It would great to have a programmable button …
In a sense, you can already do that, as everything is under your control.
You could probably do something like “if the microphone kill switch is off, then use the volume buttons to do x and y instead of volume control”
I’d also be interested to see how hard it is to use the gyro-sensor to detect gestures like “double tap on the back” or so.
providing that you aren’t interested in using the volume control to control the output volume.
Sure. That’s why I linked it with the state of a killswitch, so you could switch how the volume control behaves. You could also link it with other states (home screen, screen is tapped) or activities (zoom in camera apps is common).
Admittedly, an additional button has more freedom.
That’s why gryo senser patterns are also interesting.
Or hey, the proximity sensor Double tap it to take a picture or something like that.
On Pinephone, SXMo operating system uses “volume up/down” and “power” buttons for navigating the menu (up/down and enter). It works amazingly well and is quite convenient.

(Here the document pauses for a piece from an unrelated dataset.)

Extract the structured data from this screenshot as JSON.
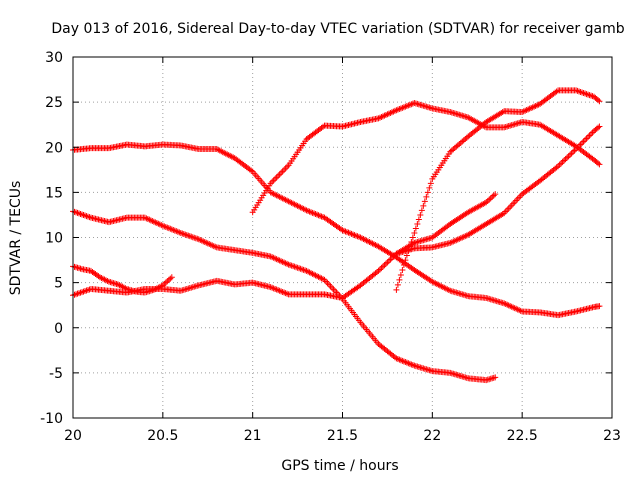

“I would like to accept an incoming call via enabling microphone kill switch” - that was what I thought some month ago. Owning the phone seams to make a huge difference in how we mind about device functionality.
But “double tap on the back” sounds really nice. You tell your friends you phone PIN to unlock screen and let them try to unlock. Nothing happens. You take the phone, enter same numbers, double tap the back and your friends don’t even realize, that this double tap is an “enter” command.

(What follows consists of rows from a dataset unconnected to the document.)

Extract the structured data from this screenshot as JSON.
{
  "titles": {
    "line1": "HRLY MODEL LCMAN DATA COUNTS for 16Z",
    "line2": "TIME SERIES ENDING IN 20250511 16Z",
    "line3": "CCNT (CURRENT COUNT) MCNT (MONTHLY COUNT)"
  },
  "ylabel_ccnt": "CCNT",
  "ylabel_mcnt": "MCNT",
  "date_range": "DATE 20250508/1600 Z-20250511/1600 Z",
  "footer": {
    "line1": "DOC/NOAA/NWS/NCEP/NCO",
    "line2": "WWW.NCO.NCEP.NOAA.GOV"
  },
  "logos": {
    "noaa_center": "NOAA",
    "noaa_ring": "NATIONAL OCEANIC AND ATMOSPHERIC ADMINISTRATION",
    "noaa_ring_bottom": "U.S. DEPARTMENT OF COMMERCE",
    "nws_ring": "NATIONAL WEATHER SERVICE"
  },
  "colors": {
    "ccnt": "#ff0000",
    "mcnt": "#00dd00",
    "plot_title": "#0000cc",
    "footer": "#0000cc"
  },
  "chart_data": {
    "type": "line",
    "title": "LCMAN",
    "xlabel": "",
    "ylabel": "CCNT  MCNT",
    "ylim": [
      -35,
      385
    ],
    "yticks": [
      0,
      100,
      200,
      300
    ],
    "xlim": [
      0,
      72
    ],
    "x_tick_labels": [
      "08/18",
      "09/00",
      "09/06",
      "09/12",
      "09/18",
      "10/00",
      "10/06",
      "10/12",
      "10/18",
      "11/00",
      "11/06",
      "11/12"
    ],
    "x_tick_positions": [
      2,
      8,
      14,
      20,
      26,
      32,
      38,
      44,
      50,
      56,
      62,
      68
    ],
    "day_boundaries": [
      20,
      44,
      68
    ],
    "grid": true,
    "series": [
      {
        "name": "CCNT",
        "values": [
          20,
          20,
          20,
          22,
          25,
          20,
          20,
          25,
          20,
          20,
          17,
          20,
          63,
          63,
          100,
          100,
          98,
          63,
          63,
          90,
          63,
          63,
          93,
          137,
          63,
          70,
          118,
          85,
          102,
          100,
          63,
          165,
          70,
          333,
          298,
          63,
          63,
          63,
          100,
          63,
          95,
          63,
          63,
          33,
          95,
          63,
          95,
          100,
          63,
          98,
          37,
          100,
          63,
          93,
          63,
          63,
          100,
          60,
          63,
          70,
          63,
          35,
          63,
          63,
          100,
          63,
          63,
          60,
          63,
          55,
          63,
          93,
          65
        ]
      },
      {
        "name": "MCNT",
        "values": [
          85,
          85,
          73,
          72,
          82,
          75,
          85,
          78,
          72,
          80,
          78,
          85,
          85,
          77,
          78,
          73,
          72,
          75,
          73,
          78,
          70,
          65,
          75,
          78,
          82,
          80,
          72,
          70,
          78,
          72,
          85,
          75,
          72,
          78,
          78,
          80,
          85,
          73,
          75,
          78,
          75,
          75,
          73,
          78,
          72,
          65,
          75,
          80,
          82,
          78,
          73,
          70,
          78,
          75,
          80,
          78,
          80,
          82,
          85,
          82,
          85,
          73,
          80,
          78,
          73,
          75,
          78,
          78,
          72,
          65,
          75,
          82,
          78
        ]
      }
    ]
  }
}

I can imagine that gryo sensor patterns could be really nice for some better use cases. But how difficult is it to design different pattern to avoid using wrong commands or using commands when you didn’t want to do anything?
or rather the ‘double-tap’ would be customized to only respond to a SPECIFIC tap pattern that only YOU know
Like a music rhythm pattern? Just hope that you don’t miss one single tap while this 30s sequence.

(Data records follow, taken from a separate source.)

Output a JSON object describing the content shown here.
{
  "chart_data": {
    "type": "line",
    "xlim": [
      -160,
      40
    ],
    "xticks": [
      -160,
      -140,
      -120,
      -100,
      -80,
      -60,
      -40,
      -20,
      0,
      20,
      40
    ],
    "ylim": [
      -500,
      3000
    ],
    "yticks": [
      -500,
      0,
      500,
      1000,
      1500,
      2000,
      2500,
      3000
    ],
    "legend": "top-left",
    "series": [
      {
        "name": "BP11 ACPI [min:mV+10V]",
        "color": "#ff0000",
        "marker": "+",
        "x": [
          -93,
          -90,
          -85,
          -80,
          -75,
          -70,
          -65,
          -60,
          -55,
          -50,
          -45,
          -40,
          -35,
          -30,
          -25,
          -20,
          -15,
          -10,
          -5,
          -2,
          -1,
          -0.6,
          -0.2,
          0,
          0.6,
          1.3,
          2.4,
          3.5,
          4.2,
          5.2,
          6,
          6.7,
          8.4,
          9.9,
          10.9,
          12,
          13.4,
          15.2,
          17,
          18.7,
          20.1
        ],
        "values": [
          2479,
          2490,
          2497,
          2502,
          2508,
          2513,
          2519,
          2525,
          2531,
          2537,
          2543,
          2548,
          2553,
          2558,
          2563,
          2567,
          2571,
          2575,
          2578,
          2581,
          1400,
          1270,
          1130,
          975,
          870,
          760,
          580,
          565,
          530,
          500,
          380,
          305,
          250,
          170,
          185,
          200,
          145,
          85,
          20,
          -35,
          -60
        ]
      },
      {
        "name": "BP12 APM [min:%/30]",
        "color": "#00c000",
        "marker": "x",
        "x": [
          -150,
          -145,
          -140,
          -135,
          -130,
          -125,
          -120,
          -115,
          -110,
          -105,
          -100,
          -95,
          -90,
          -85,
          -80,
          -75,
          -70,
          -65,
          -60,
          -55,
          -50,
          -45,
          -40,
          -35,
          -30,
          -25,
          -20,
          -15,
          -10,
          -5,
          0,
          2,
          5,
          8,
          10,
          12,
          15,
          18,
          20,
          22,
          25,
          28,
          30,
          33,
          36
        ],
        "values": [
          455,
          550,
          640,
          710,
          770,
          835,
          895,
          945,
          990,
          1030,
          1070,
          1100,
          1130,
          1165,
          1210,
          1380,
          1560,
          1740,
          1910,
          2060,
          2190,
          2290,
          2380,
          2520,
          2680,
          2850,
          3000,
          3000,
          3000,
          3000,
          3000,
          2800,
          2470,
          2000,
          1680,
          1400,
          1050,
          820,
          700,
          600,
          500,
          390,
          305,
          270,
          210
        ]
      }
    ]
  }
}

We actually have that! It’s implemented in the lock screen. Sensitive to 10 different tap positions.
wow you guys thought about everything didn’t you ?
doesn’t seem to work on mine. Is that implemented in byzantium?
Irony is hard to get in the WWW, I guess @dcz just meant you can (un)lock your phone with a PIN - hence the 10 different tap positions: 0 - 9
I see. Just hoped I could wake up the device with a double tap (as in Sailfish OS). No need for unlocking
irony is hard to get even face to face not to mention when you’re wearing a face nappy
but anyway the screen doesn’t make it any less easy. i was ironic as well
At this rate, I may actually be able to get a PinePhone 2 before I get the L5 I ordered more than 2 years ago.
Yep ideally 2 sim slots and 1sd slot!
I hope I see it next year . probably not though haha
I feel lost that how many version of Librem 5 USA phone are there, which now we in the year of 2025?
There may be only one version of the Librem 5 USA, now officially called Liberty Phone, and it has 4GB RAM and 128GB disk.
That is “v2” in the sense that the Librem 5 USA used to come with less RAM and a smaller disk. It probably isn’t “v2” in the sense of customer’s wildest dreams.
I still stand by my original thinking about this hardware dev stuff… I think Purism took on way too much at once by trying to do an original hardware and software device.
I wish they had just focused on the software side and gotten us the best possible hardware (with kill switches and maybe a 3.5 jack still, but stop there). I bet the project would’ve been much more successful.
This probably isn’t a popular opinion among this crowd because I know some are concerned about the closed source ‘blobs’ that comes with certain hardware or whatever. And I would like that too, if it didn’t come at a high cost (it almost killed the entire experiment!!). I believe that requirement is what drove the infamous refund (or lack of) controversy ruining delivery dates (and Purism’s reputation).
You can only do so much at a time, and it appears to me the software ecosystem needs to be in much better shape before the Free hardware situation can be improved on.
Maybe I am being naive in some way not being expert at hardware engineering… but I know how hard software engineering is. And from years watching this project, through covid and all that crap that went down, it looks like hardware engineering is even harder. Taking on both at the same time was crazy and I’m still surprised they managed to technically pull it off.
It’s good they got to first base (barely), but not the home run we were hoping for.